America’s primary-care shortage long predates the COVID-19 pandemic. An analysis by the federal government from 2019 found that an additional 13,758 primary care doctors would be needed to meet demand in places around the country designated Health Professional Shortage Areas.
A separate study based on data from that same year projects that America could be short as many as 124,000 doctors by 2034. And those estimates don’t reflect the consequences of COVID-19 on the nation’s healthcare resources.
Yet even as an alarming number of Americans struggle to find care, many states still place onerous limits on what non-physician medical professionals can and can’t do to help patients.
Twenty-four states either reduce or restrict the ability of NPs to engage in at least one element of practice. The law in these states may require NPs to enter into a career-long agreement with another healthcare provider in order to deliver care, or to submit to career-long supervision.
That makes little sense, given how much training NPs go through. First, they must gain experience as a registered nurse. Then, they must undergo years of additional education to earn a master’s or doctorate and pass national boards in a specialty area. They’re also subject to regular peer review and clinical outcome evaluations.
Still, some argue that NPs offer lower-quality care than physicians — and may even endanger the health of patients. The evidence suggests otherwise.
For instance, a 2017 study found that NPs provided higher-quality care — at lower cost — than physicians when treating Medicare patients suffering from diabetes. A 2018 study in the journal Medical Care found that patients treated by NPs had lower rates of hospital admissions, readmissions, and inappropriate emergency department use compared to those treated by doctors.
Meanwhile, loosening scope-of-practice restrictions on NPs has been shown to increase the frequency of check-ups among patients and reduce the need for emergency care while having little effect on patient safety.

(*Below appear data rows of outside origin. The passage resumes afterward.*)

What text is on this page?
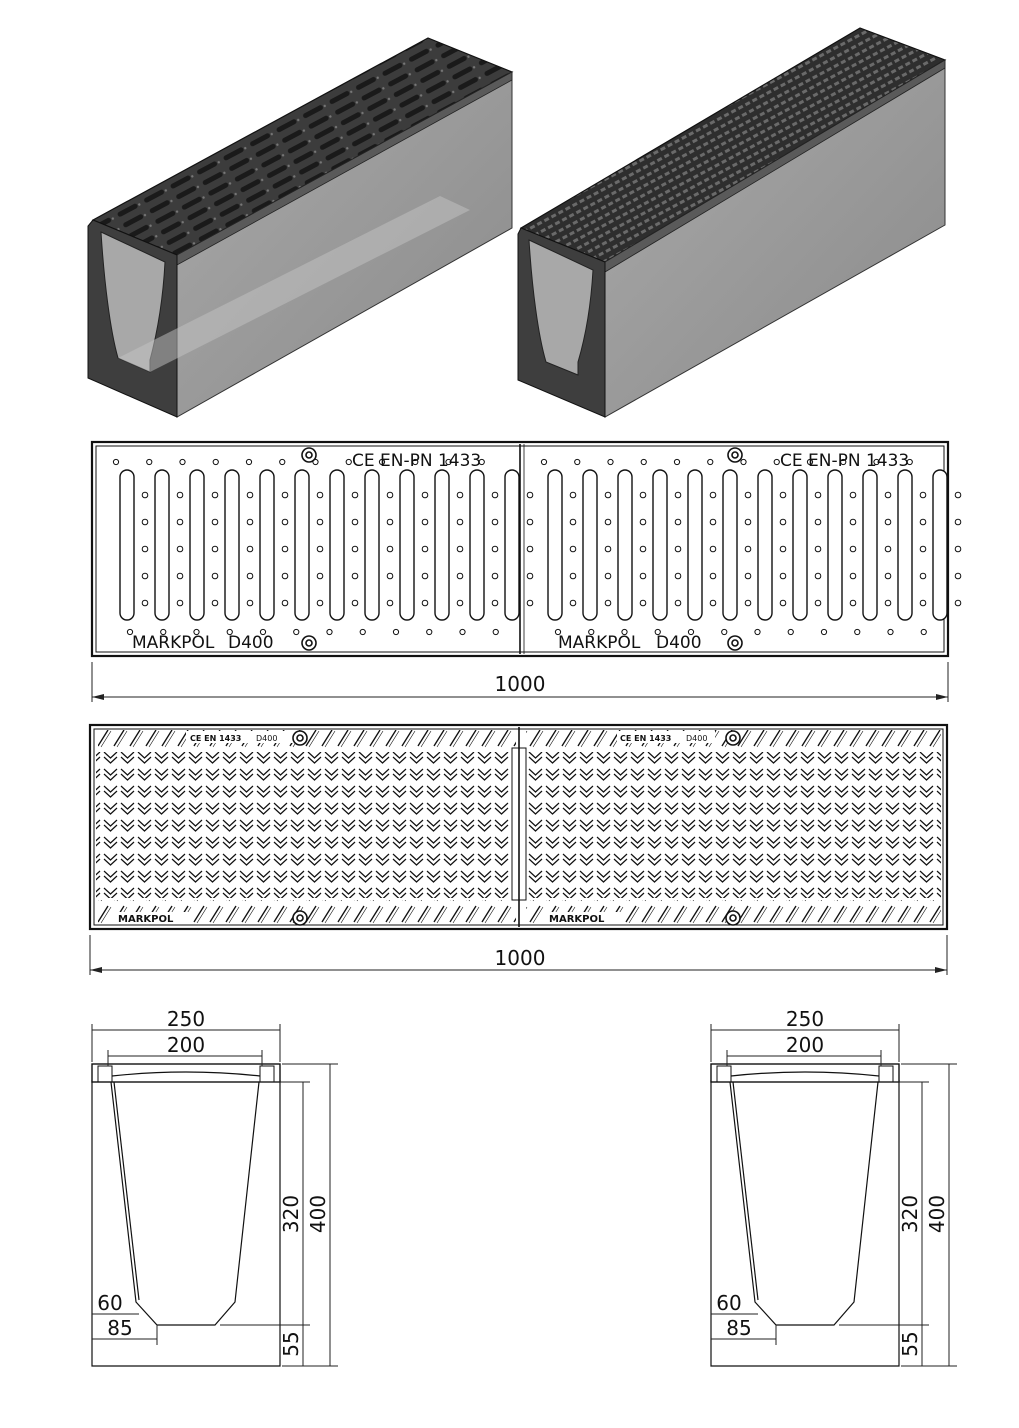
CE EN-PN 1433	CE EN-PN 1433
MARKPOL D400	MARKPOL D400
1000
CE EN 1433 D400	CE EN 1433 D400
MARKPOL	MARKPOL
1000
250
200
320 400
60
85
55
250
200
320 400
60
85
55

This body of evidence could help explain why state and federal governments were so quick to loosen scope-of-practice restrictions for NPs during the early months of the coronavirus pandemic. But why reserve this common-sense measure purely for historic health emergencies?
To date, the main proponents of scope-of-practice restrictions have been physicians — or at least the physicians’ lobby. But these restrictions don’t serve the interests of doctors. If anything, empowering NPs — as well as physician assistants and pharmacists — to perform at the height of their training will free up doctors to focus their energies on more complicated cases.

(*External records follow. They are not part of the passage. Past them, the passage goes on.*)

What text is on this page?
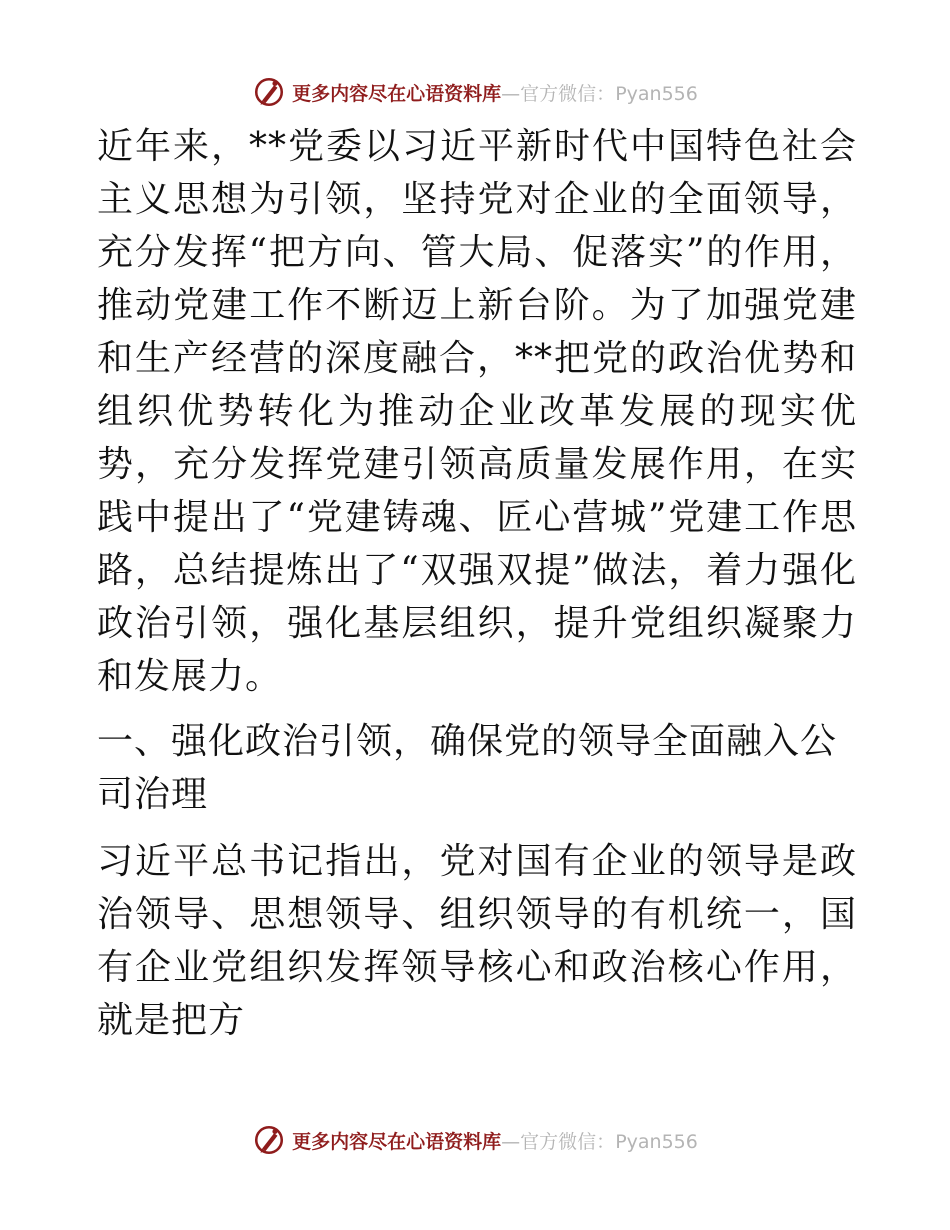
更多内容尽在心语资料库—官方微信：Pyan556

近年来，**党委以习近平新时代中国特色社会主义思想为引领，坚持党对企业的全面领导，充分发挥“把方向、管大局、促落实”的作用，推动党建工作不断迈上新台阶。为了加强党建和生产经营的深度融合，**把党的政治优势和组织优势转化为推动企业改革发展的现实优势，充分发挥党建引领高质量发展作用，在实践中提出了“党建铸魂、匠心营城”党建工作思路，总结提炼出了“双强双提”做法，着力强化政治引领，强化基层组织，提升党组织凝聚力和发展力。

一、强化政治引领，确保党的领导全面融入公司治理

习近平总书记指出，党对国有企业的领导是政治领导、思想领导、组织领导的有机统一，国有企业党组织发挥领导核心和政治核心作用，就是把方

更多内容尽在心语资料库—官方微信：Pyan556
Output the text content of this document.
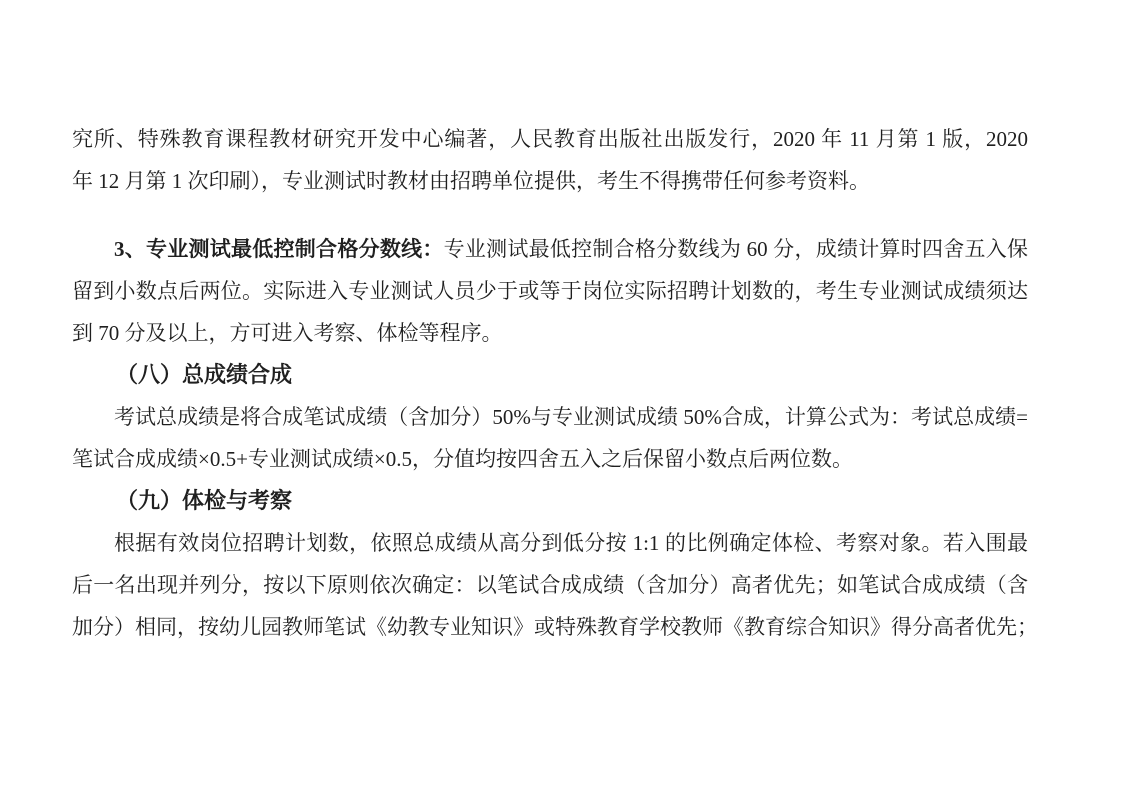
究所、特殊教育课程教材研究开发中心编著，人民教育出版社出版发行，2020 年 11 月第 1 版，2020
年 12 月第 1 次印刷），专业测试时教材由招聘单位提供，考生不得携带任何参考资料。
3、专业测试最低控制合格分数线：专业测试最低控制合格分数线为 60 分，成绩计算时四舍五入保
留到小数点后两位。实际进入专业测试人员少于或等于岗位实际招聘计划数的，考生专业测试成绩须达
到 70 分及以上，方可进入考察、体检等程序。
（八）总成绩合成
考试总成绩是将合成笔试成绩（含加分）50%与专业测试成绩 50%合成，计算公式为：考试总成绩=
笔试合成成绩×0.5+专业测试成绩×0.5，分值均按四舍五入之后保留小数点后两位数。
（九）体检与考察
根据有效岗位招聘计划数，依照总成绩从高分到低分按 1:1 的比例确定体检、考察对象。若入围最
后一名出现并列分，按以下原则依次确定：以笔试合成成绩（含加分）高者优先；如笔试合成成绩（含
加分）相同，按幼儿园教师笔试《幼教专业知识》或特殊教育学校教师《教育综合知识》得分高者优先；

By contrast, when too much of a doctor’s time is devoted to providing flu shots, calling in medication refills, and other tasks for which they are vastly overqualified, the supply of medical care contracts. Treatment delays grow longer. And patients suffer.
Scope-of-practice laws are a prime example of how heavy-handed government intervention in the health sector can result in shortages and needless human suffering. New York and Kansas were right to do away with them. More states should follow suit.
Nothing contained in this blog is to be construed as necessarily reflecting the views of the Pacific Research Institute or as an attempt to thwart or aid the passage of any legislation.